Nos comentó un amigo, buscando un cambio de trabajo (amigo que puede objetivamente calificarse como persona preparada), que recibió la llamada de un Head Hunter proponiéndole una entrevista para evaluar su perfil.

Inicialmente, le dijeron que «encajaba con la demanda del puesto y que era un firme candidato para una empresa».

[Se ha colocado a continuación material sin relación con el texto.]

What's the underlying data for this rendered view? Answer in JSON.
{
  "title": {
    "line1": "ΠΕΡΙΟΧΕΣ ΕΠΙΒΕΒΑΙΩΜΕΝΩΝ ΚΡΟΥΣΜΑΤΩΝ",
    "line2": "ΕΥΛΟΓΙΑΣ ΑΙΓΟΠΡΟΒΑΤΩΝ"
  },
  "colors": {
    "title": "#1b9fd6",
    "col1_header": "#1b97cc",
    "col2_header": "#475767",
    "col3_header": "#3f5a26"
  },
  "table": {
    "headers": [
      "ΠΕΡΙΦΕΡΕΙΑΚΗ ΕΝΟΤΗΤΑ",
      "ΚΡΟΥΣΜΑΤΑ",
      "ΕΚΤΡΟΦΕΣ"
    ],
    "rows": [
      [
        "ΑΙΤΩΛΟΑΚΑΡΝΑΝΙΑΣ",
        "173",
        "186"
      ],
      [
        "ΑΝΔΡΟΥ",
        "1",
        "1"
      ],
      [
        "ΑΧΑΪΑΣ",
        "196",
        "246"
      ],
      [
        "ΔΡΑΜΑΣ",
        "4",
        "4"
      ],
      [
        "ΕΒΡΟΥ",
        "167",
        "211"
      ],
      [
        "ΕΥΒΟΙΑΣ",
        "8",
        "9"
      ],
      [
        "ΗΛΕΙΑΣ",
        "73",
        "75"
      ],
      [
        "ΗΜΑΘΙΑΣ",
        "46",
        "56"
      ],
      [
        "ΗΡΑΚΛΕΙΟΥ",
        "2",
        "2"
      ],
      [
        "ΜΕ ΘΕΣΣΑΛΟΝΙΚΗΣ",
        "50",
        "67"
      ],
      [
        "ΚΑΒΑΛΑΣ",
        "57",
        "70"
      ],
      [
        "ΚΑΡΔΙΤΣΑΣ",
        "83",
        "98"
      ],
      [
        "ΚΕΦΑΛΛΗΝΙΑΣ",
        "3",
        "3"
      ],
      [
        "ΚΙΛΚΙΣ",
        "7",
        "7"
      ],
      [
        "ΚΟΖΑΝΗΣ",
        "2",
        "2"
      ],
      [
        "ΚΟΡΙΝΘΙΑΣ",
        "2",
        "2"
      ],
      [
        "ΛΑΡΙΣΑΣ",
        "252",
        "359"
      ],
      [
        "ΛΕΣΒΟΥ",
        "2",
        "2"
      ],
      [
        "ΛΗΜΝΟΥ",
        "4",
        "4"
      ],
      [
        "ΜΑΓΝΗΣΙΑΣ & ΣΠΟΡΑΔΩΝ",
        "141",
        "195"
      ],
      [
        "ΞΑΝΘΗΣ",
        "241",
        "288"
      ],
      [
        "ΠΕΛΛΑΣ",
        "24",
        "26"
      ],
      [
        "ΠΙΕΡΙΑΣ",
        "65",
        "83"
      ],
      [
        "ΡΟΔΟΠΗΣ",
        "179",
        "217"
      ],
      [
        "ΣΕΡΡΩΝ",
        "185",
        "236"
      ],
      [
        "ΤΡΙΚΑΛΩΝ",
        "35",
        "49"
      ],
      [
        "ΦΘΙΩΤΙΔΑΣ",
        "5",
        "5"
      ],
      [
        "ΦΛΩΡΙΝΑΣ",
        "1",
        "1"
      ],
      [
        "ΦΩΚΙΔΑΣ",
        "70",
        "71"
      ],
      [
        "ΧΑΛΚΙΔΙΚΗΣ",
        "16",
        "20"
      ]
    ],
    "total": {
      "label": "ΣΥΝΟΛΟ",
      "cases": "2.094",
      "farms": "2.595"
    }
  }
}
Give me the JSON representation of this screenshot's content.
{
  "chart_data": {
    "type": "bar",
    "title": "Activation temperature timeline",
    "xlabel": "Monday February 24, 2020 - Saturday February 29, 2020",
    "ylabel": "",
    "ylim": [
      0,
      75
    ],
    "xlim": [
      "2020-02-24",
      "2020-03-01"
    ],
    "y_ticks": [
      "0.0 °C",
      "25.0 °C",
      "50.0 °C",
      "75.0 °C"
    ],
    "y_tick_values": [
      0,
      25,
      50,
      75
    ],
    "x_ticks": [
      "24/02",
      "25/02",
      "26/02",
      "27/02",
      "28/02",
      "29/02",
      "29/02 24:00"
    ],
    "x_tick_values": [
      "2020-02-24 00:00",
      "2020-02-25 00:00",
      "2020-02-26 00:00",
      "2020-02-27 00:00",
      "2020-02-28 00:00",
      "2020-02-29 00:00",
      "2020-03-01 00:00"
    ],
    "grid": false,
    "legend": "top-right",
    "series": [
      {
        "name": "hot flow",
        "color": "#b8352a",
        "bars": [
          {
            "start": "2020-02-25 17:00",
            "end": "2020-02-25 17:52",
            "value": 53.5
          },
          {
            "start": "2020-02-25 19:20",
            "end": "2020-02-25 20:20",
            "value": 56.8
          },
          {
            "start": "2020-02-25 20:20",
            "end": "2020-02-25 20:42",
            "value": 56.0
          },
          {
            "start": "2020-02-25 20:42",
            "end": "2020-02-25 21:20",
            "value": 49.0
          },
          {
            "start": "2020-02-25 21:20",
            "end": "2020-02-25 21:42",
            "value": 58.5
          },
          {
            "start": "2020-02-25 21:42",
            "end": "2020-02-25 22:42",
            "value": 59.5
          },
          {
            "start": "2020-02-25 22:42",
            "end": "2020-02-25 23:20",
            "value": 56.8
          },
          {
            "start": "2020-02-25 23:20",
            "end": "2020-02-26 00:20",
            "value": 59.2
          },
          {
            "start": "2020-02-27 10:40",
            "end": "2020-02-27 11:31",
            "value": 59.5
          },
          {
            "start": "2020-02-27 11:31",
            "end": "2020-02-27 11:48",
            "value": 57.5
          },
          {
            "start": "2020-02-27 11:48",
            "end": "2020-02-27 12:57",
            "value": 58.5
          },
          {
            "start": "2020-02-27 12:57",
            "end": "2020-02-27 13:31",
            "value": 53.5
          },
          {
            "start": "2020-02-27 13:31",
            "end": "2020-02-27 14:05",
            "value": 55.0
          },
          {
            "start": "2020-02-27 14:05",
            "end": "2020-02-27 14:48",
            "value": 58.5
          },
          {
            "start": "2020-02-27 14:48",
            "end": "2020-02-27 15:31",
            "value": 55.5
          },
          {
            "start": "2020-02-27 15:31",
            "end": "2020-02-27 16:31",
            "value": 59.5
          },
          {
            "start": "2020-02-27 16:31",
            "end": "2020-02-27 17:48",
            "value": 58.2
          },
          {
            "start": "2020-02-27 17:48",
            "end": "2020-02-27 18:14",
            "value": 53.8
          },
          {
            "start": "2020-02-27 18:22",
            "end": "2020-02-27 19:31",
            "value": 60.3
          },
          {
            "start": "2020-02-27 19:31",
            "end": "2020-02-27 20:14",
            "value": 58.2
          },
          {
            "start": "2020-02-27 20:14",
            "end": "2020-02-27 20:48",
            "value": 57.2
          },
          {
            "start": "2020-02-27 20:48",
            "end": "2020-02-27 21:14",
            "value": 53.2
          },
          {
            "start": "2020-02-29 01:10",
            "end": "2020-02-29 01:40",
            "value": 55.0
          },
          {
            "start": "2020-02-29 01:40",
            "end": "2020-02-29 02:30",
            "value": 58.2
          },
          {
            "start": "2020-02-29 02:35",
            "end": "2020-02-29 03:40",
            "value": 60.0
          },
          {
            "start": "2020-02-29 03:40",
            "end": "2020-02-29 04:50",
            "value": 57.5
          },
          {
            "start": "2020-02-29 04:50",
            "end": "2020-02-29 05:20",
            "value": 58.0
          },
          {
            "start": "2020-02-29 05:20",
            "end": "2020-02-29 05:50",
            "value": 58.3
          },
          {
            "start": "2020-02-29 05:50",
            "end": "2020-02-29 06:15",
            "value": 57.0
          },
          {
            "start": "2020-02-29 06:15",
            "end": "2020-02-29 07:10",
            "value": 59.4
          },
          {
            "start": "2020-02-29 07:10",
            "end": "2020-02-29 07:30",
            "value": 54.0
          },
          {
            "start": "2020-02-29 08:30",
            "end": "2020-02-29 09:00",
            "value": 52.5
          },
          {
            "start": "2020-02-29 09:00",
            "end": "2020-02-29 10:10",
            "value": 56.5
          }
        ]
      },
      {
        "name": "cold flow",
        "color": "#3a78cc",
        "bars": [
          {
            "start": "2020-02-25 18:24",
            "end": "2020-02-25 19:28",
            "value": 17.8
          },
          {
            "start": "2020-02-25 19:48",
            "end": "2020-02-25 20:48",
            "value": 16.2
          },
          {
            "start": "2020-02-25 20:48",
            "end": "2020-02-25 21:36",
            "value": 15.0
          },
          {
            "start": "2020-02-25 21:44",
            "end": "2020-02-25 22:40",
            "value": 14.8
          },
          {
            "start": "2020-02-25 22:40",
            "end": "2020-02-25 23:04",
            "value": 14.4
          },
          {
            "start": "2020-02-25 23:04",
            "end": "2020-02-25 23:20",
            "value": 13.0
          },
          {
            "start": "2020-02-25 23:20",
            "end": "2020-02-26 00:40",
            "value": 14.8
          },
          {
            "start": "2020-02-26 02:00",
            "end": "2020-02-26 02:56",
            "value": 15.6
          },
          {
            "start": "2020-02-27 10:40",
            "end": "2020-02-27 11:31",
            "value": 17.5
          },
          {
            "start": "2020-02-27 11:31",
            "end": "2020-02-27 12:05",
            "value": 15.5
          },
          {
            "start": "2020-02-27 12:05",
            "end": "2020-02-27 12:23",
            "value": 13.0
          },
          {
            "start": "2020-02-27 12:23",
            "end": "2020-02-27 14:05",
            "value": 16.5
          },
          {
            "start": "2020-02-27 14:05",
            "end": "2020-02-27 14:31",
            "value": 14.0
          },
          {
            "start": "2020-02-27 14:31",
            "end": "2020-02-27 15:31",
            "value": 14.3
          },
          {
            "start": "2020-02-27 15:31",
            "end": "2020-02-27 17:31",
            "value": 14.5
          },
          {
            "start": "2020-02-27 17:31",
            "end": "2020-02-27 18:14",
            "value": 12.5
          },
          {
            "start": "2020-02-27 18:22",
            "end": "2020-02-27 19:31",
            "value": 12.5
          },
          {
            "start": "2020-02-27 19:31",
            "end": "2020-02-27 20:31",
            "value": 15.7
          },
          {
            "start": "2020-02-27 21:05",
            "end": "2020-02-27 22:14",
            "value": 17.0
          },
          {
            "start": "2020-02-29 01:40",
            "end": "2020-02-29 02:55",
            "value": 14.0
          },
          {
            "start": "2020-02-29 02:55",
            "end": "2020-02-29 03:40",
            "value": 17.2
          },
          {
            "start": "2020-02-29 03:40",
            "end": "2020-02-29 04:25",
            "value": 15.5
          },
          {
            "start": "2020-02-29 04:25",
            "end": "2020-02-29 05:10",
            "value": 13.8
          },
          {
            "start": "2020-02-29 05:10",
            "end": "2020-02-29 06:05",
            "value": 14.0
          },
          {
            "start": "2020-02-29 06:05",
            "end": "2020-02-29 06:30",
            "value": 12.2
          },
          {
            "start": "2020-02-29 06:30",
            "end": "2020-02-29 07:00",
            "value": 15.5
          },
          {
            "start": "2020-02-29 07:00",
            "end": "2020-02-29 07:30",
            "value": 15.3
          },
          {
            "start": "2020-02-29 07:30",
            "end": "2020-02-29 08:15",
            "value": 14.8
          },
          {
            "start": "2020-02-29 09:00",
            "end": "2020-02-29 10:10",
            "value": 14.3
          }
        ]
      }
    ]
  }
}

El posible candidato (nuestro amigo) le preguntó que para qué empresa era y le contestaron que para una empresa del IBEX 35.

Esta información le llevó a concluir que «ese puesto no era para él « y rechazó no ya el puesto sino la entrevista previa.

« 2 días para pensar, organizar y ordenar las ideas + 5 minutos para decidir «…le sugerimos

 

Nos expuso otra persona, cómo, ayudando a su hijo de 9 años a resolver problemas de matemáticas de los conocidos cuadernos Rubio, el niño, notaba el padre, sentía la necesidad de concluir con una solución (adivinando). Observó además, cómo el niño olvidaba por completo el problema (esto último no es algo menor)

 

«4 minutos para pensar y organizar  el contenido + 1 para resolver»…le decía el padre, (y le sigue repitiendo).
                                                 

Recoger información al respecto de lo que ocurre, es la base para la certeza y atino de nuestras decisiones. Pero nuestra tendencia a adivinar, concluir, y aseverar es arrolladora.

(Es como si todo tuviera la misma profundidad que un charco).